Over the course of the film, Lisa will lie to the police (stating Monica walked against the light), fight with her actress mother (a terrific J. Smith-Cameron), bond with the deceased’s best friend (an even better Jeannie Berlin), confront Maretti, change her statement, and have sex somewhere between two and 100 times. Meanwhile, her mother will achieve great on-stage success and date a suave South American businessman (Jean Reno); Her classmates will viciously bicker over 9/11 and conflict in the Middle East; And her geometry teacher (Damon) will try to suppress some very inappropriate feelings.

It’s a lot, even for a three hour movie, and what’s above is only a spoiler-free sense of the action to whet your whistle. But at its heart, Margaret is a simple character study of a whip-smart, but lonely, damaged, and suddenly traumatized high-schooler. Lisa dramatically confronts those who challenge her not because she’s a bitch, but because she cares too deeply. Lonergan offers a number of possible explanations why this is (her family, a sheltered upbringing, the unexplainable randomness that was this horrible accident), but by the time the film reaches its devastating conclusion, it seems she’s finally learned something valuable.

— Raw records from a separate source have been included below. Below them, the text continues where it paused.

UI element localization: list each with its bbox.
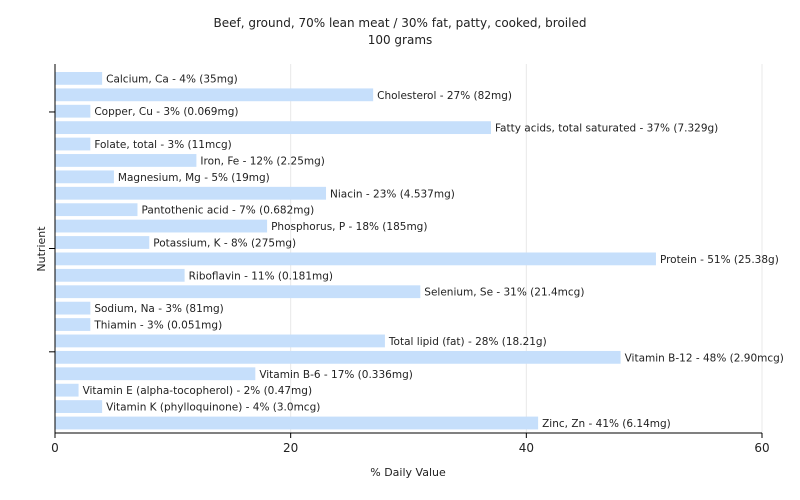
bar-0 [55, 72, 103, 85]
bar-2 [55, 104, 91, 118]
bar-21 [55, 416, 539, 430]
bar-5 [55, 154, 197, 167]
chart-subtitle: 100 grams [368, 33, 433, 47]
bar-1 [55, 88, 374, 102]
bar-6 [55, 170, 114, 184]
y-axis-title: Nutrient [35, 226, 48, 272]
bar-label-21: Zinc, Zn - 41% (6.14mg) [542, 418, 671, 430]
bar-label-17: Vitamin B-12 - 48% (2.90mcg) [625, 352, 784, 364]
bar-label-9: Phosphorus, P - 18% (185mg) [271, 221, 427, 233]
x-tick-label-0: 0 [51, 441, 59, 455]
bar-label-4: Folate, total - 3% (11mcg) [94, 139, 231, 151]
x-axis-title: % Daily Value [370, 466, 446, 479]
bar-label-5: Iron, Fe - 12% (2.25mg) [200, 155, 324, 167]
bar-7 [55, 186, 327, 200]
bar-14 [55, 301, 91, 315]
bars: Calcium, Ca - 4% (35mg) Cholesterol - 27%… [55, 72, 784, 430]
bar-20 [55, 400, 103, 413]
bar-15 [55, 318, 91, 331]
x-tick-label-3: 60 [754, 441, 769, 455]
bar-12 [55, 268, 185, 282]
bar-label-16: Total lipid (fat) - 28% (18.21g) [388, 336, 547, 348]
bar-label-0: Calcium, Ca - 4% (35mg) [106, 73, 238, 85]
chart-title: Beef, ground, 70% lean meat / 30% fat, p… [214, 16, 587, 30]
bar-label-11: Protein - 51% (25.38g) [660, 254, 779, 266]
bar-label-18: Vitamin B-6 - 17% (0.336mg) [259, 369, 413, 381]
bar-label-20: Vitamin K (phylloquinone) - 4% (3.0mcg) [106, 402, 320, 414]
axes: 0 20 40 60 [49, 64, 770, 455]
bar-9 [55, 219, 268, 233]
bar-13 [55, 285, 421, 299]
x-tick-label-1: 20 [283, 441, 298, 455]
bar-label-12: Riboflavin - 11% (0.181mg) [189, 270, 333, 282]
bar-10 [55, 236, 150, 249]
bar-4 [55, 137, 91, 151]
bar-8 [55, 203, 138, 217]
bar-label-3: Fatty acids, total saturated - 37% (7.32… [495, 123, 718, 135]
bar-label-7: Niacin - 23% (4.537mg) [330, 188, 455, 200]
bar-label-15: Thiamin - 3% (0.051mg) [93, 320, 222, 332]
bar-label-13: Selenium, Se - 31% (21.4mcg) [424, 287, 584, 299]
bar-label-8: Pantothenic acid - 7% (0.682mg) [141, 205, 314, 217]
bar-17 [55, 350, 621, 364]
bar-label-10: Potassium, K - 8% (275mg) [153, 237, 296, 249]
bar-label-2: Copper, Cu - 3% (0.069mg) [94, 106, 238, 118]
bar-label-1: Cholesterol - 27% (82mg) [377, 90, 512, 102]
bar-label-6: Magnesium, Mg - 5% (19mg) [118, 172, 270, 184]
bar-19 [55, 383, 79, 397]
bar-16 [55, 334, 385, 348]
bar-3 [55, 121, 491, 135]
bar-label-14: Sodium, Na - 3% (81mg) [94, 303, 223, 315]
x-tick-label-2: 40 [519, 441, 534, 455]
bar-label-19: Vitamin E (alpha-tocopherol) - 2% (0.47m… [83, 385, 312, 397]
bar-18 [55, 367, 256, 381]
bar-11 [55, 252, 656, 266]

Margaret does a number of other things brilliantly, beyond just the study of Lisa. Its tapestry of characters is sewn together in a way that’s both unique and, frankly, unwieldy, but it serves Lisa’s story perfectly. The 9/11 allegories are delicate and on-point. And the New York Lonergan is depicting takes on a life of it’s own through sumptuous city cinematography and an appropriately morose score.

Where Margaret cuts deepest, however, is in its myriad of sensational performances. That shouldn’t come as too much of a surprise for anyone familiar with Lonergan’s last film (and directorial debut), 2000’s You Can Count on Me. Paquin is this vulnerable force of nature whose Lisa seems to be just barely skating by with the status quo. Throw a disruption into her routine (especially one as painful as the accident), and she becomes an unpredictable mess.

J. Smith-Cameron is her equal in every way as Joan, Lisa’s mother—a seemingly genteel woman who, just as things seem to be looking up in her life, slowly begins to lose her grip on what’s most important. In a certain respect, she’s nothing more than a grown-up version of her daughter. When the waters are still, so is she. But disrupt that stillness, even with something good or insignificant, and she becomes a ticking time bomb.

The bigger names in the cast—Damon, Ruffalo, Janney—are all adequate, but they’re simply here to service the story of Lisa and Joan. The one supporting actress that truly shines is one totally unfamiliar to me before watching this film—Jeannie Berlin. With only two small IMDb credits to her name since 1977(!), she’s an absolute revelation. Her Emily is nothing more than a suffering bystander in Lisa’s grand drama, but the young girl interjects herself into Emily’s life in such a way that she becomes a surrogate mother of sorts. This leads to some really complicated discussions and arguments, as well as some nasty name-calling, about Lisa’s selfishness and naivete. It’s actually sad seeing the two of them tear each other apart because they seem to be good for each other at times, but their fights (during which Berlin doesn’t flinch) are instrumental in Lisa’s growth.

I’m still contemplating so much about this mammoth film, and I just want to give the Blu-Ray cover a hug. In fact, I’d like to hug Lonergan and all those involved for risking so much to create something that’s profoundly human. There’s a great deal about Margaret that I haven’t yet wrapped my head around, but that’s all the more reason to applaud what these filmmakers have accomplished. Margaret might have taken seven years to get to this point, but from where I sit, it was well worth it.